Your mother warned you there’d be days like these
Everything takes time, but ensuring that students have course mates ought to be less daunting than ensuring they have friends. And the great news is that this need not necessarily be the sole responsibility of an already stressed academic. I have another blog to write soon on the motivations I’ve come across this past year for students standing to be their programme’s rep. But as a plot spoiler, very few of them wanted to be involved in quality assurance, and a remarkably high number wanted to forge connections between students. What would happen if a small group of students on every course were charged with and supported to foster classmate connections of the sort identified here? Are we so sure that wouldn’t work?
I do think, from time to time, this whole notion that you’ll “gain friends for life” at university ain’t half intimidating. Often it’s well-meaning academics in reminiscence mode, or the sort of positioning that someone from the agency said would work on a poster (invariably featuring skin-colour diverse yet “classically attractive” students only). But the signal it sends is one of a set of relationships that might not be possible in many universities for many students – let alone desirable or useful. What’s wrong with “you’ll build effective and rewarding working relationships with colleagues”, and then if it happens a BFF would be a bonus?
Oh, and putting the word “belonging” or the phrase “you’ll belong here” on your marketing material without being sure your university is taking the steps to build it? Please, please stop.
There are lessons for students’ unions here. On our recent study tour to Scandinavia, a focus on school or departmental level chapters – a sort of souped up academic society combined with a course rep system and student led work on careers – caused much more obvious social connection than your average UK students’ union Freshers Week with the Vengaboys on too loud.
In any event, even though me, Mark and Debbie go back a long way – and I enjoy occasional afternoons in the pub – I’m still not having them around for dinner. But we do occasionally meet in person, and are facilitated from time to time to share and discuss things as people.

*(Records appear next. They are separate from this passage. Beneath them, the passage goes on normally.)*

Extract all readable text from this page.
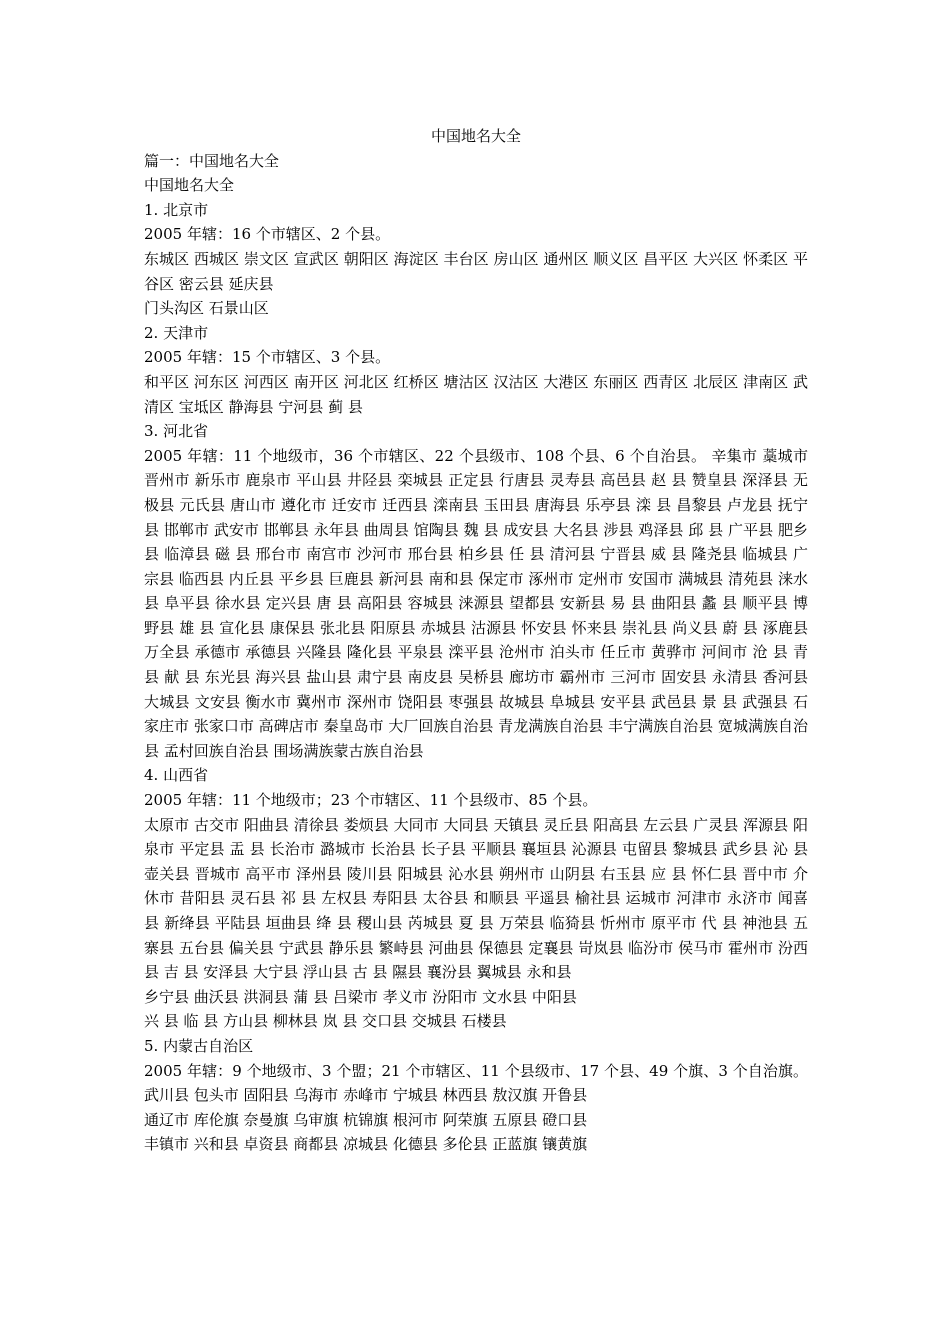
中国地名大全

篇一：中国地名大全

中国地名大全

1. 北京市

2005 年辖：16 个市辖区、2 个县。

东城区 西城区 崇文区 宣武区 朝阳区 海淀区 丰台区 房山区 通州区 顺义区 昌平区 大兴区 怀柔区 平谷区 密云县 延庆县

门头沟区 石景山区

2. 天津市

2005 年辖：15 个市辖区、3 个县。

和平区 河东区 河西区 南开区 河北区 红桥区 塘沽区 汉沽区 大港区 东丽区 西青区 北辰区 津南区 武清区 宝坻区 静海县 宁河县 蓟 县

3. 河北省

2005 年辖：11 个地级市，36 个市辖区、22 个县级市、108 个县、6 个自治县。 辛集市 藁城市 晋州市 新乐市 鹿泉市 平山县 井陉县 栾城县 正定县 行唐县 灵寿县 高邑县 赵 县 赞皇县 深泽县 无极县 元氏县 唐山市 遵化市 迁安市 迁西县 滦南县 玉田县 唐海县 乐亭县 滦 县 昌黎县 卢龙县 抚宁县 邯郸市 武安市 邯郸县 永年县 曲周县 馆陶县 魏 县 成安县 大名县 涉县 鸡泽县 邱 县 广平县 肥乡县 临漳县 磁 县 邢台市 南宫市 沙河市 邢台县 柏乡县 任 县 清河县 宁晋县 威 县 隆尧县 临城县 广宗县 临西县 内丘县 平乡县 巨鹿县 新河县 南和县 保定市 涿州市 定州市 安国市 满城县 清苑县 涞水县 阜平县 徐水县 定兴县 唐 县 高阳县 容城县 涞源县 望都县 安新县 易 县 曲阳县 蠡 县 顺平县 博野县 雄 县 宣化县 康保县 张北县 阳原县 赤城县 沽源县 怀安县 怀来县 崇礼县 尚义县 蔚 县 涿鹿县 万全县 承德市 承德县 兴隆县 隆化县 平泉县 滦平县 沧州市 泊头市 任丘市 黄骅市 河间市 沧 县 青 县 献 县 东光县 海兴县 盐山县 肃宁县 南皮县 吴桥县 廊坊市 霸州市 三河市 固安县 永清县 香河县 大城县 文安县 衡水市 冀州市 深州市 饶阳县 枣强县 故城县 阜城县 安平县 武邑县 景 县 武强县 石家庄市 张家口市 高碑店市 秦皇岛市 大厂回族自治县 青龙满族自治县 丰宁满族自治县 宽城满族自治县 孟村回族自治县 围场满族蒙古族自治县

4. 山西省

2005 年辖：11 个地级市；23 个市辖区、11 个县级市、85 个县。

太原市 古交市 阳曲县 清徐县 娄烦县 大同市 大同县 天镇县 灵丘县 阳高县 左云县 广灵县 浑源县 阳泉市 平定县 盂 县 长治市 潞城市 长治县 长子县 平顺县 襄垣县 沁源县 屯留县 黎城县 武乡县 沁 县 壶关县 晋城市 高平市 泽州县 陵川县 阳城县 沁水县 朔州市 山阴县 右玉县 应 县 怀仁县 晋中市 介休市 昔阳县 灵石县 祁 县 左权县 寿阳县 太谷县 和顺县 平遥县 榆社县 运城市 河津市 永济市 闻喜县 新绛县 平陆县 垣曲县 绛 县 稷山县 芮城县 夏 县 万荣县 临猗县 忻州市 原平市 代 县 神池县 五寨县 五台县 偏关县 宁武县 静乐县 繁峙县 河曲县 保德县 定襄县 岢岚县 临汾市 侯马市 霍州市 汾西县 吉 县 安泽县 大宁县 浮山县 古 县 隰县 襄汾县 翼城县 永和县

乡宁县 曲沃县 洪洞县 蒲 县 吕梁市 孝义市 汾阳市 文水县 中阳县

兴 县 临 县 方山县 柳林县 岚 县 交口县 交城县 石楼县

5. 内蒙古自治区

2005 年辖：9 个地级市、3 个盟；21 个市辖区、11 个县级市、17 个县、49 个旗、3 个自治旗。 武川县 包头市 固阳县 乌海市 赤峰市 宁城县 林西县 敖汉旗 开鲁县

通辽市 库伦旗 奈曼旗 乌审旗 杭锦旗 根河市 阿荣旗 五原县 磴口县

丰镇市 兴和县 卓资县 商都县 凉城县 化德县 多伦县 正蓝旗 镶黄旗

The team at Wonkhe wouldn’t work without the shared passion for HE policy that is deliberately fostered through activities led by Debbie, and now as acting Editor by DK while Debbie is on mat leave. It is not their responsibility to cause members of the team to become BFFs. But Wonkhe wouldn’t work without ensuring that we are a team of workmates.
It would be really interesting to do some similar research on how university staff identify with and feel they ‘belong’ to the university. In my observation, academic staff identify with their disciplinary community rather than display any loyalty with their university. Should they be free to simply contract their services to a number of institutions on a freelance basis?
You would be surprised – supply is tight in Business schools that many do work for two employers…full-time!
I once got invited to an event at a neighbouring University to find one of my SLs giving a lecture as a full time member of staff.
Coming from an international background I find it quite interesting to what extent English HE is required and expected to (by various different parties) be involved in students’ life outside of strict academics. I’m not saying this is a bad thing, it’s just creates very complex situations.
I completely agree though- there are many ex-coursemates I have fond memories of but no longer speak to purely because we never had anything in common other than my course. This does not lessen the impact they had on my experience and sense of belonging.